The name should be changed, and experts, health care workers, the public, and fat people should talk about it. If everyone talks about it, the new language will be accurate and not hurtful.



Shame doesn’t go away just because you change your name. Society needs to stop praising small bodies. Realizing that people can be healthy and happy with different sizes of bodies and questioning the “thin ideal” could help lower the stigma of overweight.

Calling fat a “adiposity-based chronic disease” might make it less shameful and get people to talk more about it. People who use stigma-free methods question social norms and work to include everyone. Open dialogue and empathy will help make a plan for dealing= with overweight that is more caring and well-informed.

Also Read: Antibiotics and Alcohol: Why It’s Best to Avoid Drinking During Infection Treatment.

Our Reader’s Queries

What is considered obese?

Body Mass Index (BMI) for Adults. If your BMI is below 18.5, you are underweight. If your BMI is between 18.5 and 24.9, you have a healthy weight. If your BMI is between 25.0 and 29.9, you are overweight. And if your BMI is 30.0 or higher, you fall in the obesity category.

What is level 1 obesity?

BMI ranges classify risk levels: Overweight (not obese) at 25.0 to 29.9. Class 1 (low-risk) obesity at 30.0 to 34.9. Class 2 (moderate-risk) obesity at 35.0 to 39.9.

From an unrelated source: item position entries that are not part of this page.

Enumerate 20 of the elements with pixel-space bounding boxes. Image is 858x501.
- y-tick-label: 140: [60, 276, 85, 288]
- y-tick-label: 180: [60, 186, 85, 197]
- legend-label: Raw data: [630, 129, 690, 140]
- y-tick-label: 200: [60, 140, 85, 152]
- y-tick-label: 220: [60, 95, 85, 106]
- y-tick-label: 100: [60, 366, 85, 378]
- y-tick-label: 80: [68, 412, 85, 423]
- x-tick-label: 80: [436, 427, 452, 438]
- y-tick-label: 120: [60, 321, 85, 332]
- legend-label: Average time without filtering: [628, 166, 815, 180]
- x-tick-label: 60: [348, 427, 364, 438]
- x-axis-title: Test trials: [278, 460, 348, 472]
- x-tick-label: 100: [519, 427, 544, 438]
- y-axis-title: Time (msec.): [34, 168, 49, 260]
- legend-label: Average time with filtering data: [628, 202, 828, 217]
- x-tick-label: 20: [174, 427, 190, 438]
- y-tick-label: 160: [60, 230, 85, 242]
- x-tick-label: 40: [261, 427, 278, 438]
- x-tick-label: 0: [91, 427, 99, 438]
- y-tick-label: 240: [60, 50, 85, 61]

What is the main cause of obesity?

Excess calories from fatty and sugary foods can be stored in the body as fat if they aren’t used up through physical activity. Consuming too much high-energy food and not burning it off can lead to this build-up of fat.

What are 4 symptoms of obesity?

Trouble sleeping, daytime drowsiness, back and joint pains, excessive sweating, heat intolerance, skin fold infections, fatigue, depression, and shortness of breath are all indicators of obesity. Sleep apnoea and dyspnoea are also common symptoms.